Weil sein Zeugnis so schlecht war, hat er nicht gleich nach der Schule eine Lehrstelle gefunden. „Ich habe zirka 100 Bewerbungen geschrieben und fast keine Antworten bekommen“, sagt er. Er hätte auch anfangs gar nicht so genau gewusst, wie man Lehrstellen sucht und findet, wie eine ordentliche Bewerbung ausschaut – geholfen habe ihm keiner. „Meine Eltern können schlecht Deutsch, die können das auch nicht“, erzählt er. Sie sind Tschetschenen.

Nach einer Zeit sei er dann beim AMS gelandet – und wurde somit plötzlich Teil der sogenannten Generation Hoffnungslos. Sorglos – so wie in der Schule davor – war plötzlich nichts mehr: „Du musst plötzlich wissen, was du für den Rest deines Lebens tun willst. Du musst dich bewerben, du musst erwachsen sein. Aber eigentlich bist du noch ein Kind.“ Und Geld gibt es auch keines: Anders als immer wieder propagiert hat ein Jugendlicher, der noch nie gearbeitet hat, nämlich nur in seltenen Fällen Anspruch auf Sozialleistungen in Form von Geld.

Laut Eurostat-Berechnung lag die Arbeitslosenquote in Österreich 2015 bei 5,6 Prozent – jene der Jugendlichen bei 10,4 Prozent. Insgesamt waren in Österreich im Jahr 2015 46.071 Jugendliche (unter 25 Jahren) arbeitslos gemeldet. Das sind 1554 Personen mehr als 2014 (+3,4 Prozent). Insgesamt stiegen die Zahlen in den letzten Jahren leicht. Der größere Teil betrifft die Gruppe zwischen 20- bis 24-Jährigen. Dass vor allem die Jüngeren leichter am Arbeitsmarkt Fuß fassen können, lässt sich wohl mit Programmen wie der Ausbildungsgarantie, wie es sie in Wien gibt, erklären. Schüler sollen gleich nach der Pflichtschule in eine weitere Ausbildung vermittelt werden. Wer keine Lehrstelle findet, kann in einer überbetrieblichen Lehrwerkstätte ausgebildet werden. Die Stadt investiert in diese Programme in Kooperation mit dem AMS und anderen Bildungsinstitutionen jährlich mehr als 70 Millionen Euro. Das Sozialministerium geht noch einen Schritt weiter und machte kürzlich den Vorstoß zu einer sogenannten Ausbildungsverpflichtung, die sicherstellen soll, dass jeder Jugendliche eine bessere Qualifikation als einen Pflichtschulabschluss hat. Es gibt einen direkten Zusammenhang zwischen Ausbildung und Arbeitslosigkeit: So hat in Österreich etwa rund die Hälfte aller Beschäftigungslosen nicht mehr als einen Pflichtschulabschluss vorzuweisen.

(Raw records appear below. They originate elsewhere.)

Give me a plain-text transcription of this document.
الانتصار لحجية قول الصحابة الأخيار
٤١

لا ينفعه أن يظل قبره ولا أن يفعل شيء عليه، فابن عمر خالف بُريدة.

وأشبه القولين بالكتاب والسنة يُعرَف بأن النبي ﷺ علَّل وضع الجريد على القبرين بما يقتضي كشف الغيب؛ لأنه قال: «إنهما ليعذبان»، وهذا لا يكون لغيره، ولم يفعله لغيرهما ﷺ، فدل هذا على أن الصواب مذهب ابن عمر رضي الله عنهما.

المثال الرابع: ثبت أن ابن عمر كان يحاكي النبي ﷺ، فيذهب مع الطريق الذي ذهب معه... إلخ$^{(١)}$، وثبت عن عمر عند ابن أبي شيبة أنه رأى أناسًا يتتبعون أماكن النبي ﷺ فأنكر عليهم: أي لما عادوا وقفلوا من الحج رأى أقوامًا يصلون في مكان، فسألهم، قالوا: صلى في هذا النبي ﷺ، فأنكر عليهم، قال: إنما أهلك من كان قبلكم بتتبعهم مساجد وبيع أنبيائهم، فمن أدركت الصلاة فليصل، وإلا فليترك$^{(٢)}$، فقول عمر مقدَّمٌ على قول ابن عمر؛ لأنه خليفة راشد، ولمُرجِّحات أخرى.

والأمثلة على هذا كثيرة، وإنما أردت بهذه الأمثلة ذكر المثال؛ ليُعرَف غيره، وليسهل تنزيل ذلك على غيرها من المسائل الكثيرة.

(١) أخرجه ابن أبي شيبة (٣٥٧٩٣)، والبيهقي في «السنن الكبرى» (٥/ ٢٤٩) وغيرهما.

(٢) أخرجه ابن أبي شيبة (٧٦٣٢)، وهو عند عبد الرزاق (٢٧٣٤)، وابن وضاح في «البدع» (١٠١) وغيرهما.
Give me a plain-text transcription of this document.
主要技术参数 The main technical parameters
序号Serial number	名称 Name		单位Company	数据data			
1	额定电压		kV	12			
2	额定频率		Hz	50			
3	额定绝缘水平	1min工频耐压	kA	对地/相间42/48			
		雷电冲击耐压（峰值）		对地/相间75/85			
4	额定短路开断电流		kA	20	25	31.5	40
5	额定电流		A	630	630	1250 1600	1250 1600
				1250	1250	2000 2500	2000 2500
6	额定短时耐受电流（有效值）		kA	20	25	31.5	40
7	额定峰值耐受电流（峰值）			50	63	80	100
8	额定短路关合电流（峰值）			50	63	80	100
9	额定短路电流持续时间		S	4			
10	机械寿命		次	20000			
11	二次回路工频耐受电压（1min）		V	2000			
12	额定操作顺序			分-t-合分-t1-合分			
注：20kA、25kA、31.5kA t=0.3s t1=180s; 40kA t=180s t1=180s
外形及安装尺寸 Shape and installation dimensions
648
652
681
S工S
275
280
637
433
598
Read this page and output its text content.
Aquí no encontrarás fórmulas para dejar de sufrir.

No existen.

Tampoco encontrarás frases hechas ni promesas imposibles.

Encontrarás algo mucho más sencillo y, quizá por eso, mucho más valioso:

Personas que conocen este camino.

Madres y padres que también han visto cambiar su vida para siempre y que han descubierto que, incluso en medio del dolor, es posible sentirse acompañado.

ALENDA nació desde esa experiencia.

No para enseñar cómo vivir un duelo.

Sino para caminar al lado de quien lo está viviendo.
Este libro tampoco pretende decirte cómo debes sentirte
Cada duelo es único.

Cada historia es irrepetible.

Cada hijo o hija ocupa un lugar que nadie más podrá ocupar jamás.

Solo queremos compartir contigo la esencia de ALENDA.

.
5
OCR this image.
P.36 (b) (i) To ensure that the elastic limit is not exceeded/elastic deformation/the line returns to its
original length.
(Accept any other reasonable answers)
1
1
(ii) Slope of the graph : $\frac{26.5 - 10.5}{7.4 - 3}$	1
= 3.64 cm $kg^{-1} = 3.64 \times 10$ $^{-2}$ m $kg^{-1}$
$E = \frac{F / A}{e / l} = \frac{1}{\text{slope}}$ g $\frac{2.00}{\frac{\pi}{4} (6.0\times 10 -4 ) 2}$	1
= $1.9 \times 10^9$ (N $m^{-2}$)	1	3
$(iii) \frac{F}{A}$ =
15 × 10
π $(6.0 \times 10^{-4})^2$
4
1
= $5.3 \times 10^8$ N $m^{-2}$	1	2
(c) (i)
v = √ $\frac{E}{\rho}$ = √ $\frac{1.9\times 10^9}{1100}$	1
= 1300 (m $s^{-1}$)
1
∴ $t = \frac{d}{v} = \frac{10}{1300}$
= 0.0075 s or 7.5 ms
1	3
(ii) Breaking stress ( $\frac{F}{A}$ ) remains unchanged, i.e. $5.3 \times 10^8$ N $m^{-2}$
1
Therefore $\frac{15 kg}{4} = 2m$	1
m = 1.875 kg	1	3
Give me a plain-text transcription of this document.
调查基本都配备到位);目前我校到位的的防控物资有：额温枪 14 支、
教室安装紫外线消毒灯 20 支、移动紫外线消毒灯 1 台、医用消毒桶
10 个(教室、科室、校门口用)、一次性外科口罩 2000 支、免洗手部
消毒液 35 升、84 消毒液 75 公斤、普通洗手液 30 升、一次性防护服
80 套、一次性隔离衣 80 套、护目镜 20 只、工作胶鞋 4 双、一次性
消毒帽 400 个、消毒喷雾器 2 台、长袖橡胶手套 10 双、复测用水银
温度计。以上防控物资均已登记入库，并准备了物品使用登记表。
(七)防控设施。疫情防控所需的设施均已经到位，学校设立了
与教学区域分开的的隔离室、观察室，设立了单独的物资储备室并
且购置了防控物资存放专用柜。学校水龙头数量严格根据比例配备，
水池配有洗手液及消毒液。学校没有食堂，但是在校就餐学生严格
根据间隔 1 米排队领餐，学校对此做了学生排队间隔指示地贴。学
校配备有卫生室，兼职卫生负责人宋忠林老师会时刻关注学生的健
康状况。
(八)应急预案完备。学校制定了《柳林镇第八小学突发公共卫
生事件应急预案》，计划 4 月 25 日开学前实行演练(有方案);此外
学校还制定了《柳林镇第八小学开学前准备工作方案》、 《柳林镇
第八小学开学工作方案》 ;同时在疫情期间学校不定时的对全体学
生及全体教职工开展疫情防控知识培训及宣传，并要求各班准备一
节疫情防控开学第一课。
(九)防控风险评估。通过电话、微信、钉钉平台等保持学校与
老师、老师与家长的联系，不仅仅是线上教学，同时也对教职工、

Derzeit läuft wieder der Bewerbungsmarathon für jene Lehrstellen, die ab Oktober besetzt werden. „Ich will arbeiten, unbedingt, aber ich will nicht wieder nur Absagen bekommen“, sagt etwa Damir (16). Er hat gleich nach der Schule keine Lehre bekommen – weil die Lehrausbildungen normalerweise aber immer erst im Herbst starten, musste er für einen neuen Versuch ein Jahr warten. Rund 20 Bewerbungen hat er diesmal an Werkstätten verschickt. Damir möchte Kfz-Mechaniker werden. „Denen ist doch allen egal, was mit uns ist, man kriegt meistens nicht mal eine Absage – die wissen nicht, wie das ist, wenn man nicht schlafen kann“, sagt Rufo (16). „Wir sind urstark, was glaubst, warum wir dauernd trainieren“, sagt Marko und klopft seinen Freunden auf die Schulter. „Der Erste, der einen Job findet, muss allen einen Urlaub zahlen. Mit Flugzeug und so“, sagt Damir, der noch nie geflogen ist.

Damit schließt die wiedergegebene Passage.